Larry Gagnon wrote:
On Sat, 16 Jul 2005 00:30:33 +0000, RadioGuy wrote:
Howdy:
Its been a common practice with me to finish the aluminum surface of a
chassis or box with an immersion into a caustic solution followed with a
coating of clear acrylic spray---I like the satin finish it produces. I
normally use lye that I regularly found on the shelves of our neighborhood
hardware stores. However, I've been having a harder time of finding the
flaked lye that I have used over the years for that purpose. I have used
'Lewis Red Devil Lye' that I found at Ace Hardware.
[snip]
Am I correct in understanding that TSP, also called Sugar Soap (the stuff
used by many to wash walls before painting) is essentially mostly lye? If
so that is quite a cheap source you might want to consider.
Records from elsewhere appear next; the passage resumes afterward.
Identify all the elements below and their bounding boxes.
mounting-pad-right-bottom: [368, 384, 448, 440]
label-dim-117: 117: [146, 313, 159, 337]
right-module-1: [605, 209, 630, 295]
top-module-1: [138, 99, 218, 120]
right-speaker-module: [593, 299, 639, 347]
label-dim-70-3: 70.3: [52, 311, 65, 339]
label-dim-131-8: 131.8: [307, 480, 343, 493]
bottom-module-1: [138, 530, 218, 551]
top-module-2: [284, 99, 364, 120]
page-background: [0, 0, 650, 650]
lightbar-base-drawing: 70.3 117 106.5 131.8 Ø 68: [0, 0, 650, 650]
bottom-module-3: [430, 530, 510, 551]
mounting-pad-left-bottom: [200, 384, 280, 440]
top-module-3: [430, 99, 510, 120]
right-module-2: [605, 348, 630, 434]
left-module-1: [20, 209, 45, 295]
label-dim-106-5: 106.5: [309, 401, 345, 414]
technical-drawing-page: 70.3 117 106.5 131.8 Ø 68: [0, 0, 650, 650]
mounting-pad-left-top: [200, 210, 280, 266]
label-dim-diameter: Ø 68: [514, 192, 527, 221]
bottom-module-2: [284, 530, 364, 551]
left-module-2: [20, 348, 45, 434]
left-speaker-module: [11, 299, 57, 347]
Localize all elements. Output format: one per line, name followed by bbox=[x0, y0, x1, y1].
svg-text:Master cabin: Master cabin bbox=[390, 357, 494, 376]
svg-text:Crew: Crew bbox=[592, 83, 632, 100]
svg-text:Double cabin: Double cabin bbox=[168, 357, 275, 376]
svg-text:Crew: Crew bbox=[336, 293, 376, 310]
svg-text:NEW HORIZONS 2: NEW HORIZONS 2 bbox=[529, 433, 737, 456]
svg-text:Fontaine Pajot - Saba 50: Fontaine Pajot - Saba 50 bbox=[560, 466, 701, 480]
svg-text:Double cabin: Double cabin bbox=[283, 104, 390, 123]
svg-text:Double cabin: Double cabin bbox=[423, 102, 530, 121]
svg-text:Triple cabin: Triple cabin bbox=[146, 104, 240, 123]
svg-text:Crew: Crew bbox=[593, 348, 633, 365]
TSP is Tri-Sodium Phosphate; lye is Sodium Hydroxide. They're different
compounds with different properties.
Sodium Hydroxide is incredibly nasty if mishandled: the human body does not
handle strong bases well, and Sodium Hydroxide eats flesh with terrible
avidity. It's really, really easy to lose meat or an eye to a drop or three
in the wrong place. I wear long gloves, a plastic apron, a long-sleeved
shirt, goggles _and_ a face shield whenever I have to work with it.
TSP, while much less nasty, is still nothing to play with. Google for the
Material Safety Datasheets (MSDS) on both.
--
Before long, Microsoft will attempt to patent the alphabet (hoping we'll
have to pay royalties to use our keyboards and keep their stock solid).